Il Primo Maggio non si celebra, si reclama!
Nazionali

Il Primo Maggio non si celebra, si reclama!

Mag 1, 2025

Nota della Segreteria Generale della Fesica Confsal in occasione del “Primo Maggio” 2025

Carissimi,

oggi non è il giorno delle celebrazioni. È il giorno della verifica.

Oggi ci chiediamo: cosa significa davvero “festa del lavoro” in un Paese dove si può morire cadendo da un ponteggio per 80 euro al giorno? Dove la precarietà ha preso il volto della normalità?

L’anno scorso in Italia sono morti oltre 1077 lavoratori. Persone che non torneranno a casa. Non eroi, non statistiche: lavoratori. Madri, padri, figli. Uomini e donne che sono usciti per guadagnarsi il pane e hanno trovato la morte. Nessuno di loro ha firmato un contratto con scritto: “Rischio vita incluso”.

E allora diciamolo chiaramente: non è una fatalità. È una filiera di colpe.
È il risultato di appalti al massimo ribasso, dove il margine di profitto si ricava tagliando su sicurezza e formazione. Dove il subappalto del subappalto del subappalto genera una catena lunga e opaca, dove nessuno risponde di niente. Tranne chi è leso.

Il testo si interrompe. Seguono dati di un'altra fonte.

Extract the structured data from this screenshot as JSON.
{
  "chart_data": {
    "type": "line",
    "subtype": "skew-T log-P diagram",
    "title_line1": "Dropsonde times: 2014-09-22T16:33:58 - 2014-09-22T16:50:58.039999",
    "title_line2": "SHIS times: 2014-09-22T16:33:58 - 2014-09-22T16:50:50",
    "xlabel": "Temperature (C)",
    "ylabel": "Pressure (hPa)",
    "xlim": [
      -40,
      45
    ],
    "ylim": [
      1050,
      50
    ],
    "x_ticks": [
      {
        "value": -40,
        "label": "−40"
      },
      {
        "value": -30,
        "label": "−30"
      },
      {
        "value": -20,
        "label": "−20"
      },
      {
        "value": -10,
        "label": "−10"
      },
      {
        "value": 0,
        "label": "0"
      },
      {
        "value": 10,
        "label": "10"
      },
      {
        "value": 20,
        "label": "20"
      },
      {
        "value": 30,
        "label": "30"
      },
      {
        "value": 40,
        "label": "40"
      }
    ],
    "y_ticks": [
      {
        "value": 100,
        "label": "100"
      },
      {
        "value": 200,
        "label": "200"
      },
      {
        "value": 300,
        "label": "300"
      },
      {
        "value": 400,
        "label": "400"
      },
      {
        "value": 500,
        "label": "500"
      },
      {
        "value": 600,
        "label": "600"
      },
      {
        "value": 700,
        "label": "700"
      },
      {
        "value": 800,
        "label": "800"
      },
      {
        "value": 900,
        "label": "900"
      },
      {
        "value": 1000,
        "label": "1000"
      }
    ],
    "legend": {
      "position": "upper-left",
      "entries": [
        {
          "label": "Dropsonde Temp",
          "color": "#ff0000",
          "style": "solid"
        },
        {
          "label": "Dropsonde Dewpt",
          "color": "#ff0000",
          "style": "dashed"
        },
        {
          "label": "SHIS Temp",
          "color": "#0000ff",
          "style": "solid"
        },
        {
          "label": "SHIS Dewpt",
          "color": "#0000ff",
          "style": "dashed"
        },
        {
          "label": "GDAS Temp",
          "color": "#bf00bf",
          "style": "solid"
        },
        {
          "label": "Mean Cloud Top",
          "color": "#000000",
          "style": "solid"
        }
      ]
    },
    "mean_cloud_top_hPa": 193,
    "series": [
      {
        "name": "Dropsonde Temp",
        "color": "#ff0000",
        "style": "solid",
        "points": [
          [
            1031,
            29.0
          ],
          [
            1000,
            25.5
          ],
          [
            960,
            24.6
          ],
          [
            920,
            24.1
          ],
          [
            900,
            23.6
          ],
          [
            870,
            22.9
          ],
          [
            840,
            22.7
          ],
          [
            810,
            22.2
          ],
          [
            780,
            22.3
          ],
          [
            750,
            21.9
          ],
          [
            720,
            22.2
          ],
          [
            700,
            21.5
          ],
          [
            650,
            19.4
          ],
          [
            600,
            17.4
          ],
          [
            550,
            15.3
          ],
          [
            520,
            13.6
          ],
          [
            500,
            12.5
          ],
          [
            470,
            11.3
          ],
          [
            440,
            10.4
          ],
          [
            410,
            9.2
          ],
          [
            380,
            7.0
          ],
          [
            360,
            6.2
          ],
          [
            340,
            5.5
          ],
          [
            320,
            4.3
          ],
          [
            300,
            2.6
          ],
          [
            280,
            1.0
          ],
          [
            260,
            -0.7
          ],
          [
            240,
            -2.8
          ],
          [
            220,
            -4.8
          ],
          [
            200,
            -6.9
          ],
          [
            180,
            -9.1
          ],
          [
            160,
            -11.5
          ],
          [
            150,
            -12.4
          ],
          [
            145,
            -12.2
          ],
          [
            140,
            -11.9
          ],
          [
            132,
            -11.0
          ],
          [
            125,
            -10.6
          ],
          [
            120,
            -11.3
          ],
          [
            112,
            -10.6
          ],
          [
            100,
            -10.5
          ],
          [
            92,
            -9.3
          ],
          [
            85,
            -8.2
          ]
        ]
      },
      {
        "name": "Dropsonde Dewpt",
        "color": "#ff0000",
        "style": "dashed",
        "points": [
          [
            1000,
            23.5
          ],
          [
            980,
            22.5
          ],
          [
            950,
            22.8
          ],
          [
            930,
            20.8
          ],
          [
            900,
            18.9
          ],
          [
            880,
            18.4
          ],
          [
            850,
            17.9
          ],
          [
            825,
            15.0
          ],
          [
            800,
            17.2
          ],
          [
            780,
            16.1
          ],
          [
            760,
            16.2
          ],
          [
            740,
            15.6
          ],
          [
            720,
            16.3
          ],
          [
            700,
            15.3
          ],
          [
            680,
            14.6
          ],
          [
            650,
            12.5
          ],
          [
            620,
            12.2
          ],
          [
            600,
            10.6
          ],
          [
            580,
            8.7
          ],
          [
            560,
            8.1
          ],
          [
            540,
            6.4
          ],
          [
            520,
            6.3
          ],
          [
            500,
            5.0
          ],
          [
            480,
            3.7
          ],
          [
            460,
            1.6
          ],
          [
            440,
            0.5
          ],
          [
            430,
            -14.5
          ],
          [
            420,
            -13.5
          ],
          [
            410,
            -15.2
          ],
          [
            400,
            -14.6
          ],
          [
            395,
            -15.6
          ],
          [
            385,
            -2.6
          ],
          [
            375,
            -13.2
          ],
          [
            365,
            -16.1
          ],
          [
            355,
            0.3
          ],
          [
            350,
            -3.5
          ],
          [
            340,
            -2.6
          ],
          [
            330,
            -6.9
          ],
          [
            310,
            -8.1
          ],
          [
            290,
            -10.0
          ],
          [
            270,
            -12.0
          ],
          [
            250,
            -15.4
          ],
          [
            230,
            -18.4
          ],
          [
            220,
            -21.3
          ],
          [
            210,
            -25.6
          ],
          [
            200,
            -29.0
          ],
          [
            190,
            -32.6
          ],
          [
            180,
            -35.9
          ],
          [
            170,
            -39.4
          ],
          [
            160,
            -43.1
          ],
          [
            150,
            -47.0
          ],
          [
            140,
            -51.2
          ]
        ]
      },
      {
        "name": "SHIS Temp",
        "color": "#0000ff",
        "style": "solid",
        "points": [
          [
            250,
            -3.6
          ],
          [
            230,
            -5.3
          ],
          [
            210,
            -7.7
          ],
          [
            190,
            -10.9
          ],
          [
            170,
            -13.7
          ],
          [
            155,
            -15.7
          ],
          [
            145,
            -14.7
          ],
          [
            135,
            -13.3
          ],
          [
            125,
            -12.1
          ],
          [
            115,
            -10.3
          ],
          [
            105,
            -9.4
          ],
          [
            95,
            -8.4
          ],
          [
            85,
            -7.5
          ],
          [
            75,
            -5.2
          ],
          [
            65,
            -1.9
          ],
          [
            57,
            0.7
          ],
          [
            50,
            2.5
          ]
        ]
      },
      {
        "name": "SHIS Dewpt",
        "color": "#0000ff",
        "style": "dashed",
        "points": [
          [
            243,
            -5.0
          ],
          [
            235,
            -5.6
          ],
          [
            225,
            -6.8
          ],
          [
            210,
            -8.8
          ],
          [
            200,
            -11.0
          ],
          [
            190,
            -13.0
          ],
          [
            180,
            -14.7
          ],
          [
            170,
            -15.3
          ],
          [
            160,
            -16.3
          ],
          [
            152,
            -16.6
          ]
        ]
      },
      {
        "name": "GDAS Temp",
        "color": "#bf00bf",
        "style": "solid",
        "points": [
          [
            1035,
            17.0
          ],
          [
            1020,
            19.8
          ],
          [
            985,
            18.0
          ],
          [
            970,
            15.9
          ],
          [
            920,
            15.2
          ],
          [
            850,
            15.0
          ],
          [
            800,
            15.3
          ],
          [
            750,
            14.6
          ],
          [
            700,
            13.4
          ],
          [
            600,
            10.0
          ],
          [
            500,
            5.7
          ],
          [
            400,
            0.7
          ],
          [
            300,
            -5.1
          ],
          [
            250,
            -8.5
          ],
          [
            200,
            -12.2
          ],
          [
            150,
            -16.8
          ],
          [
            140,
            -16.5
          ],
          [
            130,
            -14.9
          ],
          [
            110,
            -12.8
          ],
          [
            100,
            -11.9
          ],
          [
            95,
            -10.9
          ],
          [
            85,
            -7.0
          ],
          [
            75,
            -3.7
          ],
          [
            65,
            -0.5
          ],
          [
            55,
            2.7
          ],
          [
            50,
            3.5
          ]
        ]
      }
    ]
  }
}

Lo ripetiamo da anni: la sicurezza non è un costo. È un diritto.
E dove non viene garantita, lo Stato ha il dovere di intervenire. Con controlli veri. Con sanzioni che fanno male, non con multe da catalogo. La patente a punti poi, da rivedere forse, è un provvedimento che andrebbe comunque esteso a tutti i settori, l’agricoltura in primis.

Poi ci sono i salari. Lavorare e restare poveri non è un paradosso, è il modello.
Più di 3 milioni di lavoratrici e lavoratori in Italia guadagnano meno di 9 euro lordi all’ora. Non c’è dignità senza salario dignitoso. Non c’è futuro se un contratto collettivo viene disatteso o aggirato sistematicamente.

Qui dobbiamo essere chiari anche sul nostro ruolo. Il sindacato può negoziare, può contrattare, può mobilitare. Ma non può da solo riscrivere le regole del mercato. Possiamo fare molto — e lo facciamo — ma non possiamo tutto. Questa chiarezza serve a tutti: a chi ci guarda con diffidenza e a chi ci segue con fiducia. Il sindacato non si tira indietro, ma non accetterà mai di essere usato come parafulmine per responsabilità altrui. Noi stiamo dalla parte del lavoro, sempre. E continueremo a batterci per contratti veri, giusti e rispettati.

Noi non chiediamo la luna. Chiediamo che si rispetti la Costituzione. L’articolo 36 dice che il lavoratore ha diritto a una retribuzione “sufficiente ad assicurare a sé e alla famiglia un’esistenza libera e dignitosa”. Punto.

Certo, per quanto ci riguarda non è tempo di slogan, è tempo di responsabilità. E ognuno ne ha una parte: il governo, le imprese, ma anche noi. Il sindacato, a volte, non deve limitarsi a rincorrere i problemi. Deve stare dove il lavoro cambia, anche quando è difficile, anche quando è scomodo. Dove ci sono gli algoritmi, i rider, i lavoratori “invisibili” delle piattaforme. Deve esserci lì, anche lì, prima!

Non possiamo più permetterci un Primo Maggio simbolico fatto di passerelle, claque, musica e spettacoli. O addirittura ridurlo a una scampagnata tra amici.

Abbiamo bisogno di un Primo Maggio che pretenda, che disturbi, che pungoli!

Che ricordi a tutti — anche a chi ci ascolta da lontano — che il lavoro non è solo una parola da convegno. È carne, sudore, pensiero. È la misura della libertà di una persona.

Non chiediamo applausi. Chiediamo giustizia sociale.
E continueremo a chiederla finché ogni lavoratore non potrà dire: “Il mio lavoro è sicuro. Il mio salario è giusto. E la mia dignità è rispettata”.